Covid-19 e qualità dell’aria
L’inaspettato avvento della pandemia ha determinato una riduzione in tempi brevissimi delle emissioni di gas serra in tutto il mondo come conseguenza dei lockdown. Il risultato di questo involontario esperimento è poco confortante: il netto miglioramento temporaneo della qualità dell’aria a livello globale (– 7% delle emissioni globali di CO2), non ha prodotto alcun effetto sulla concentrazione di CO2 nell’atmosfera. In altre parole, la temperatura media del Pianeta non è minimamente cambiata in seguito allo stop momentaneo dei trasporti e di tante attività umane. Come mai? La ragione risiede nel fatto che la CO2 permane nell’atmosfera per secoli, quindi una sospensione delle emissioni per un periodo circoscritto non determina alcun effetto sul riscaldamento globale.
Il destino dei ghiacci e gli scenari futuri
In base ai dati emersi dal sesto rapporto, possiamo aspettarci che la temperatura globale continuerà ad aumentare almeno fino alla metà del secolo. Il riscaldamento globale di 1,5°C e 2°C sarà superato nel corso del XXI secolo a meno che non si verifichino nei prossimi decenni profonde riduzioni delle emissioni di CO2 e di altri gas serra. È certo in ogni caso che la superficie terrestre continuerà a riscaldarsi più di quella oceanica e che l’Artico continuerà a riscaldarsi a una velocità due volte superiore rispetto a quella della temperatura superficiale globale: è probabile che quest’area del Pianeta caratterizzata dai ghiacci perenni sarà priva di ghiaccio marino a settembre almeno una volta prima del 2050. La continua perdita di ghiaccio nel corso del XXI secolo è virtualmente certa per la calotta glaciale della Groenlandia e probabile per la calotta glaciale antartica.

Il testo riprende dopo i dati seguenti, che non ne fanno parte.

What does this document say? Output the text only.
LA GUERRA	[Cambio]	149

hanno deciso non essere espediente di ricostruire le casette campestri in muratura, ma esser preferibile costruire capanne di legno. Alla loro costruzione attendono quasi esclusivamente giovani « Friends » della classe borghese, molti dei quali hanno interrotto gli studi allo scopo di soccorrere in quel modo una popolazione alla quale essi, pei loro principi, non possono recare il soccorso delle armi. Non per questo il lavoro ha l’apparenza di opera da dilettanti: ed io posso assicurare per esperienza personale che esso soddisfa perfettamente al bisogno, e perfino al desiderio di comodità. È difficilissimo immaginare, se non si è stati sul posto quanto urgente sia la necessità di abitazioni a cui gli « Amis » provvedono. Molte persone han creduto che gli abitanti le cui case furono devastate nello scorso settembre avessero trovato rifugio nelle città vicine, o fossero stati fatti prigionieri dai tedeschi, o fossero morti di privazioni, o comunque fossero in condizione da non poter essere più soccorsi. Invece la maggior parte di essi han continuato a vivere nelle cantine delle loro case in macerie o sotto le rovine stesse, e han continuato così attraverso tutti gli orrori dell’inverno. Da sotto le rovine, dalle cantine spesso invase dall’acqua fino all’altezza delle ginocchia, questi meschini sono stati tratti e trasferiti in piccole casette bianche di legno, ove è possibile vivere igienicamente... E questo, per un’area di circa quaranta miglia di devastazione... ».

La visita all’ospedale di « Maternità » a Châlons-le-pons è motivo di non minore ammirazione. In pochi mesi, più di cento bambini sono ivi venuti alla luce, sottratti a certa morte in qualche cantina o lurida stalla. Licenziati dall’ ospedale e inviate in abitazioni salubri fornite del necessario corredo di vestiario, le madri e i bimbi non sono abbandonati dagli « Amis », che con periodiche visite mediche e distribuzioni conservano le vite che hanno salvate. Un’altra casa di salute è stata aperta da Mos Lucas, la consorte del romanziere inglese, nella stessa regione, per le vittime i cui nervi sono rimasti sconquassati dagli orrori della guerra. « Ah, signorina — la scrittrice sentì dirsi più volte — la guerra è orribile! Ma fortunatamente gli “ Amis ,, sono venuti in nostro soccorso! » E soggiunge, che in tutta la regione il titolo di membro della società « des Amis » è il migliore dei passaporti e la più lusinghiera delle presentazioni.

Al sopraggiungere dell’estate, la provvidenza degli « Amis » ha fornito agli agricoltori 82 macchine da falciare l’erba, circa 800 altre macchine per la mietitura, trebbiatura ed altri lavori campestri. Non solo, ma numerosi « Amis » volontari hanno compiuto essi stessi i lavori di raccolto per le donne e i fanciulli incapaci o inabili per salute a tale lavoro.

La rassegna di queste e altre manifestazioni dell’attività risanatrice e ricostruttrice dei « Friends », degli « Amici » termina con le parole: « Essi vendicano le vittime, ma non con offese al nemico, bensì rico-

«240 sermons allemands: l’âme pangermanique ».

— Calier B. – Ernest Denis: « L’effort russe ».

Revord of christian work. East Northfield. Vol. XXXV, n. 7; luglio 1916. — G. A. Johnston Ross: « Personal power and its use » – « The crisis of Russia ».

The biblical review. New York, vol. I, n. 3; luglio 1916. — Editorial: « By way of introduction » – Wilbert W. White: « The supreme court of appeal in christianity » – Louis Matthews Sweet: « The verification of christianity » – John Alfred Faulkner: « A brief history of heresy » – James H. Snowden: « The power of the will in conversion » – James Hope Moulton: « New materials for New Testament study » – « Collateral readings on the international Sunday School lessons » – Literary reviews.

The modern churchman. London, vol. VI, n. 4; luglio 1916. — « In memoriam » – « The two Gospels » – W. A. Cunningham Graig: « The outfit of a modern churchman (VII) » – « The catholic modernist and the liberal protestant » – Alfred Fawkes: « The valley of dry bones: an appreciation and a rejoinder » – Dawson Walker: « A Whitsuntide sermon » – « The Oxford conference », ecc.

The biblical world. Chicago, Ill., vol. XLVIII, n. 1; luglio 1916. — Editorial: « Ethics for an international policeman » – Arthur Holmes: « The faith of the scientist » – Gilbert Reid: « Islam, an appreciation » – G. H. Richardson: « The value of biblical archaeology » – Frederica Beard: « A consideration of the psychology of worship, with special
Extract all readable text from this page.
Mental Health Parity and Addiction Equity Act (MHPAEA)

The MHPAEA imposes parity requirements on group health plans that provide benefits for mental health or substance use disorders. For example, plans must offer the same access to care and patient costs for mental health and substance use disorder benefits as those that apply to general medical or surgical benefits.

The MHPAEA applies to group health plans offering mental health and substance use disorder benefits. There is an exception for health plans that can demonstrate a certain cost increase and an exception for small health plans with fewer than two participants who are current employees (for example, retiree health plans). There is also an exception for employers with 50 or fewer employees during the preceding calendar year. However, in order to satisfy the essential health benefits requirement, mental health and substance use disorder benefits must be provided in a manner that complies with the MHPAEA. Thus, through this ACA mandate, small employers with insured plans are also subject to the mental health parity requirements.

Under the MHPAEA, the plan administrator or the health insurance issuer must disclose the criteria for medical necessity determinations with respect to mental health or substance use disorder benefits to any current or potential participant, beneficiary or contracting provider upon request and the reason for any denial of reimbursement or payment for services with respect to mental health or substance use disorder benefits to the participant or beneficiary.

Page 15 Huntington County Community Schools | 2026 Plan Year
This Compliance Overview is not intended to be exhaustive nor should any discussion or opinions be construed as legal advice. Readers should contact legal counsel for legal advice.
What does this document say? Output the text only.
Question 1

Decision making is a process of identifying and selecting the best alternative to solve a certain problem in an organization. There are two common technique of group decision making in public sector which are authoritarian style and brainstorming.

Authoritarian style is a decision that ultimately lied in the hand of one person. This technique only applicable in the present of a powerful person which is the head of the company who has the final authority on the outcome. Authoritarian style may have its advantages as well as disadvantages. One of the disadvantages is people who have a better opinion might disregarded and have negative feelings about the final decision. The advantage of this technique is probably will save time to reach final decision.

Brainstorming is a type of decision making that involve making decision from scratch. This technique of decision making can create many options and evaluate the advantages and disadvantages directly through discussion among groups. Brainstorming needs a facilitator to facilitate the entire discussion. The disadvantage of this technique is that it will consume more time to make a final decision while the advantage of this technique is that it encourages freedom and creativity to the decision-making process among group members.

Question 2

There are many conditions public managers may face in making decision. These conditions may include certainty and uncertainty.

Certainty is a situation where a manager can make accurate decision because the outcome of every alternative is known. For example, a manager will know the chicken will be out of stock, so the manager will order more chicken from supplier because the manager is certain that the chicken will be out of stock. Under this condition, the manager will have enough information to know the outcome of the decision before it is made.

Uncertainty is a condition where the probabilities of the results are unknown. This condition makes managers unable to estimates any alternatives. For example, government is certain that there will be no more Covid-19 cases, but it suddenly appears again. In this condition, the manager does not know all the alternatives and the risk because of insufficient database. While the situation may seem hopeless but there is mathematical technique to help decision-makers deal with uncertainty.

Molti cambiamenti dovuti alle emissioni di gas serra sono irreversibili per secoli o addirittura millenni. In modo particolare quelli che interessano l’oceano, le calotte glaciali e il livello del mare. Alcuni eventi estremi avranno aumenti senza precedenti anche se il riscaldamento globale aumenterà “solo” di 1,5°C rispetto al periodo pre-industriale. Nel lungo periodo, il livello del mare è destinato ad aumentare per millenni. Nei prossimi 2000 anni, il livello medio globale del mare potrebbe aumentare di circa 2-3 m se il riscaldamento sarà limitato a 1,5°C e di 2-6 m se sarà limitato a 2°C.